Meirelles conta que, no fim de maio, participou de uma oficina para entender o universo da cegueira. Por cerca de quatro horas, movimentou-se com uma venda nos olhos. "Depois de meia hora, você ouve todos os barulhos, que de olhos abertos nem percebe. Para mim, foi muito agradável. Outras pessoas choravam, entravam em depressão, ficavam irritadas." O ator Mark Ruffalo, por exemplo, "ficou muito angustiado".
 

Meirelles não quer revelar inteiramente como tentará passar, na tela, a sensação de cegueira dos personagens. Diz apenas que vai "desconstruir a visão" com reflexos e imagens duplas. "O filme é todo confuso. Se o cara [personagem] vira para a direita numa cena, na outra, no mesmo lugar, ele vira para a esquerda."
 

Com quatro filmes no currículo, e dois deles, "Cidade de Deus" e "O Jardineiro Fiel", indicados para quatro Oscars cada, Meirelles é hoje o diretor de maior prestígio internacional, que administra o maior orçamento de um longa feito por um brasileiro. A verba de que dispõe para "Blindness", R$ 53 milhões, é cinco vezes maior que a de "Tropa de Elite", que custou R$ 10 milhões. Mais de 75% foi financiado por co-produtores japoneses e canadenses. O filme já está vendido para distribuidores de Inglaterra, França, EUA, Itália e Brasil.
 

"Blindness" tem também parte da verba arrecadada por meio de leis de incentivo fiscal no Brasil. "Podem falar: "Pô, o cara "tá" pegando dinheiro incentivado brasileiro para filmar com a Julianne Moore", achando que o filme é a Julianne Moore.

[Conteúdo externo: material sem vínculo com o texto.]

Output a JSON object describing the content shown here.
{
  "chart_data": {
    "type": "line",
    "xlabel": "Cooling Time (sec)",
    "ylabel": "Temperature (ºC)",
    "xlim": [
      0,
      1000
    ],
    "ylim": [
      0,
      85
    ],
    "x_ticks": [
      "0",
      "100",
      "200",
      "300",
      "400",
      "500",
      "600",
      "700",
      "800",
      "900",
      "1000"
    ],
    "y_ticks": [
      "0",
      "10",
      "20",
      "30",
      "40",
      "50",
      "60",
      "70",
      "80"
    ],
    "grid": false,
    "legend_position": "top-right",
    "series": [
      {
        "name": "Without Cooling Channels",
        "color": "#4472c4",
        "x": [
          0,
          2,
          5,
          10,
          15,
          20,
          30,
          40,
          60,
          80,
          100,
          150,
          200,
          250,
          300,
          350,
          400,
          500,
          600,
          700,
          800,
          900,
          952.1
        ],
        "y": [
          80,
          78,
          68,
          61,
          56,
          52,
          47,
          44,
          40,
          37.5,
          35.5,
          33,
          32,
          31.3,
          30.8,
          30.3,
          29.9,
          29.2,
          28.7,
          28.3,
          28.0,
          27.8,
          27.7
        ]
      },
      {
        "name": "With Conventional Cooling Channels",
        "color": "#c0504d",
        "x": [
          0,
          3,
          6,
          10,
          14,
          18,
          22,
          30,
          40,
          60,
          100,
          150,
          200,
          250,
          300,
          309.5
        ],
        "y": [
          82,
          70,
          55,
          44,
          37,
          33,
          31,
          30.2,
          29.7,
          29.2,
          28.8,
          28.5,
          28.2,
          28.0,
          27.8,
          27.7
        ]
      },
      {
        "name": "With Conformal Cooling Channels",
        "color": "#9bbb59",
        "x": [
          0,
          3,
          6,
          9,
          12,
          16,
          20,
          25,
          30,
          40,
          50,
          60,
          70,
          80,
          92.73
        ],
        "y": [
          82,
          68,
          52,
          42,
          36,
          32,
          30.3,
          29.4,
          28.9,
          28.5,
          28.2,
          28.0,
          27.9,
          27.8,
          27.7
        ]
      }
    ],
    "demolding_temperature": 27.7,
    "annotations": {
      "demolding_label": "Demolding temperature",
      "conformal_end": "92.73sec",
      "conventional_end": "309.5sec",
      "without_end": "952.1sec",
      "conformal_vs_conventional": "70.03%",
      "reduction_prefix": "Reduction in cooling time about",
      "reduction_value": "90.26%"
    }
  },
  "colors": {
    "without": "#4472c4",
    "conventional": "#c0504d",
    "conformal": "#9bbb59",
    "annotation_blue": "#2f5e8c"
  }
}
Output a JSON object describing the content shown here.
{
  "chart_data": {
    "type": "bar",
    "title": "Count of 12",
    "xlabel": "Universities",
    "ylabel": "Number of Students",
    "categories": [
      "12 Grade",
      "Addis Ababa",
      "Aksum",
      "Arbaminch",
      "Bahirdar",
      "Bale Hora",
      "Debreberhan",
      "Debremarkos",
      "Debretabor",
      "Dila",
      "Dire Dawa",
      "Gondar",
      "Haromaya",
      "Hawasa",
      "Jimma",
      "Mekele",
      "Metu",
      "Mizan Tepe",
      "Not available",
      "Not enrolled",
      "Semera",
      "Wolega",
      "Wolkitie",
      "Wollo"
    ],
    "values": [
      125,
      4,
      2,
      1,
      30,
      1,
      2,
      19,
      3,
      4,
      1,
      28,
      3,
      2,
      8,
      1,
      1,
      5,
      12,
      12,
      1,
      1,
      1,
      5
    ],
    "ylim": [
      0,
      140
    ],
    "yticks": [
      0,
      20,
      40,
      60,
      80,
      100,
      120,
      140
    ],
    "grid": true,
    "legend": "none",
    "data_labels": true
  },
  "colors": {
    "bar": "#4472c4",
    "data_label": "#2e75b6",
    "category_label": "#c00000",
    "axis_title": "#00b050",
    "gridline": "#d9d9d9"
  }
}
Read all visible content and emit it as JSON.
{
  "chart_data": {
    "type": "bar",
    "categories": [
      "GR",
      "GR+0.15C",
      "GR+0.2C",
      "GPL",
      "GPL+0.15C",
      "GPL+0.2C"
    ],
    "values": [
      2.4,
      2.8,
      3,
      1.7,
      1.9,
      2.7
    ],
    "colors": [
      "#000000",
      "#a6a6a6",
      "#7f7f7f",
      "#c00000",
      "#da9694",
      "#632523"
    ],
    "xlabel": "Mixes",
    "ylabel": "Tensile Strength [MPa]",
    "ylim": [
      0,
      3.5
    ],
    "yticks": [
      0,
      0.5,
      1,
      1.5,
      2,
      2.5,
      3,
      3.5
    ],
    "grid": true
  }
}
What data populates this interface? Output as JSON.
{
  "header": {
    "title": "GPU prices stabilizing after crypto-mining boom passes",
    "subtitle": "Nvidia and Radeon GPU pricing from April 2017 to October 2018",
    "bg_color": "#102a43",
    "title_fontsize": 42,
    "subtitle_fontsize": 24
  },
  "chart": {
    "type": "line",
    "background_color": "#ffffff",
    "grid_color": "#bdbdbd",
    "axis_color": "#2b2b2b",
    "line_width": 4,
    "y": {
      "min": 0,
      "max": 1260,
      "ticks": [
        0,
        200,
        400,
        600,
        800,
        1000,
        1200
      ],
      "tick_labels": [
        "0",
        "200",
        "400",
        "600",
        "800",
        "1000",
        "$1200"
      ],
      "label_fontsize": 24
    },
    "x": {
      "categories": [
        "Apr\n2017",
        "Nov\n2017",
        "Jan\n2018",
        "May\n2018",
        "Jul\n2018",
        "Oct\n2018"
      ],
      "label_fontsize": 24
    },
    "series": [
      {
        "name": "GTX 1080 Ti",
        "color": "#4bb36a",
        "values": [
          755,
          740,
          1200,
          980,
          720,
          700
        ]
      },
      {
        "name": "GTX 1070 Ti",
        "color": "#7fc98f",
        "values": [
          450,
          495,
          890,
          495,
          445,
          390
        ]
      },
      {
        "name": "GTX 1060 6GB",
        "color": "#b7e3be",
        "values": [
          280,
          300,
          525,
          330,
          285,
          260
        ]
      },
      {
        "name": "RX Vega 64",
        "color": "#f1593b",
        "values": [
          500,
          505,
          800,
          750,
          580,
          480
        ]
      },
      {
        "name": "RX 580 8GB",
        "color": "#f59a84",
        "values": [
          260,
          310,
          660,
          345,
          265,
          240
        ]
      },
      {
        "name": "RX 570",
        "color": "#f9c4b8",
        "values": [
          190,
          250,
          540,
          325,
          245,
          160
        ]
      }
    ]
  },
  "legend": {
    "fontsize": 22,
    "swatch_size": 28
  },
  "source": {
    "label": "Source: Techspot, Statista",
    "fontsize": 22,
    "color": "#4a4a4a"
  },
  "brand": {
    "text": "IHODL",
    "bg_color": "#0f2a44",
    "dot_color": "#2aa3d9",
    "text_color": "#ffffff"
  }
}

E o filme não é a Julianne Moore", diz o diretor. "Vamos gastar R$ 15 milhões no Brasil. A equipe [no país] terá mais de mil pessoas".
 

Nos próximos dias, Meirelles desembarca em SP para a última parte das filmagens. Onde? Segredo. Embora os produtores calculem que só 2% do total arrecadado nas bilheterias venha do Brasil, Meirelles quer que seu trabalho faça sucesso por aqui. E o suspense faz parte do marketing, ao menos por enquanto. "Meu sonho é que alguém comece a vender "Blindness" como fizeram com "Tropa de Elite" [que foi pirateado meses antes do lançamento oficial]", diz Meirelles. "Foi a melhor coisa que poderia ter acontecido [com "Tropa']. Eu não apóio a pirataria, ainda mais como é no Brasil, que "nêgo" vende na calçada e pirateia a renda do filme. Mas foi bom. O boca-a-boca foi impressionante. E quem viu o filme na versão pirateada, não mixada, não vai gastar R$ 15 para ir ao cinema. É outro público". O filme de Meirelles tem estréia prevista para 2008.